The offering came days after the firm unveiled its affordable car Model 3, which was positively received by critics. Elon Musk, the company’s founder and CEO, said the proceeds will be used to strengthen the company’s balance sheet for a Model 3 production ramp-up. Musk hopes to build 500,000 models by the end of next year.
The fact that Tesla sold the bonds at such a low yield is all the more surprising given the fact that junk bonds have dropped lately on geopolitical worries. As it happens in times of stress, investors flew away from risky assets and bought safe havens, including gold, silver and the Japanese yen. iShares iBoxx $ High Yield Corporate Bond (HYG ) was down nearly 2% in the week to August 11, the day of Tesla’s bond offering, but recovered some of the losses this week. Year-to-date, (HYG ) is up 1.6%.
Retail Stocks Drop on Poor Earnings
Retail stocks have had another bad week, as some of the companies in the industry announced thoroughly bad financial results. Retail ETFs have seen their traffic rise 61% since last Thursday.
Over the past five days, SPDR S&P Retail (XRT ) has tumbled nearly 4%, extending year-to-date losses to more than 11%. The poor performance comes against a backdrop of rising overall stock markets, with the S&P 500 roughly flat in the past week and up more than 10% since the beginning of the year.
Retail stocks were dragged down by auto retailers, with Advance Auto Parts (AAP) and O’Reilly Automotive (ORLY) both slumping more than 20% on a recent profit warning. Elsewhere in the retail industry, the picture looks mixed. Dick’s Sporting Goods (DKS) plunged more than 23% after cutting its annual sales forecast, while stocks of Home Depot (HD) fell despite posting strong results.
The Bottom Line
South Korea was in spotlight this week due to an escalation of military threats between North Korea and the U.S. For the same reason, aerospace & defense ETFs trended. Inverse volatility ETFs were pummeled as volatility surged on the back of geopolitical tensions. Despite a grim outlook for junk bonds, Tesla succeeded in raising $1.8 billion at a relatively low interest rate. Finally, retail stocks have struggled of late because of falling sales.

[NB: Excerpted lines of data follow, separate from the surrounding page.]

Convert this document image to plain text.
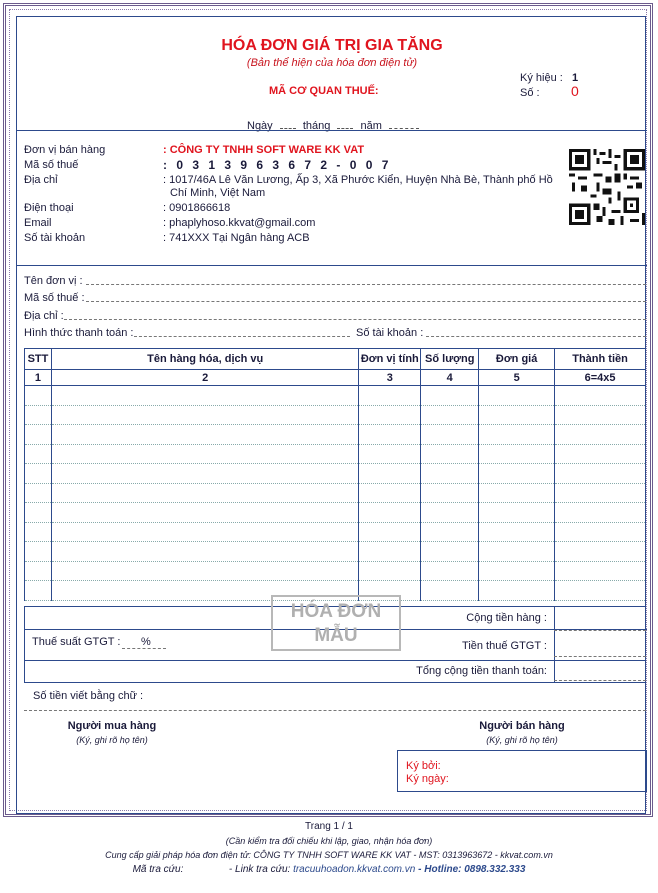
HÓA ĐƠN GIÁ TRỊ GIA TĂNG
(Bản thể hiện của hóa đơn điện tử)
MÃ CƠ QUAN THUẾ:
Ký hiệu : 1
Số : 0
Ngày	tháng	năm
Đơn vị bán hàng	: CÔNG TY TNHH SOFT WARE KK VAT
Mã số thuế	: 0 3 1 3 9 6 3 6 7 2 - 0 0 7
Địa chỉ	: 1017/46A Lê Văn Lương, Ấp 3, Xã Phước Kiển, Huyện Nhà Bè, Thành phố Hồ
Chí Minh, Việt Nam
Điện thoại	: 0901866618
Email	: phaplyhoso.kkvat@gmail.com
Số tài khoản	: 741XXX Tại Ngân hàng ACB
Tên đơn vị :
Mã số thuế :
Địa chỉ :
Hình thức thanh toán :	Số tài khoản :
STT	Tên hàng hóa, dịch vụ	Đơn vị tính	Số lượng	Đơn giá	Thành tiền
1	2	3	4	5	6=4x5

Cộng tiền hàng :
Thuế suất GTGT : %	Tiền thuế GTGT :
Tổng cộng tiền thanh toán:
Số tiền viết bằng chữ :
HÓA ĐƠN
MẪU
Người mua hàng
(Ký, ghi rõ họ tên)
Người bán hàng
(Ký, ghi rõ họ tên)
Ký bởi:
Ký ngày:
Trang 1 / 1
(Cần kiểm tra đối chiếu khi lập, giao, nhận hóa đơn)
Cung cấp giải pháp hóa đơn điện tử: CÔNG TY TNHH SOFT WARE KK VAT - MST: 0313963672 - kkvat.com.vn
Mã tra cứu:	- Link tra cứu: tracuuhoadon.kkvat.com.vn - Hotline: 0898.332.333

By analyzing how you, our valued readers, search our property each week, we hope to uncover important trends that will help you understand how the market is behaving so you can fine-tune your investment strategy. At the end of the week, we’ll share these trends, giving you better insight into the relevant market events that will allow you to make more valuable decisions for your portfolio.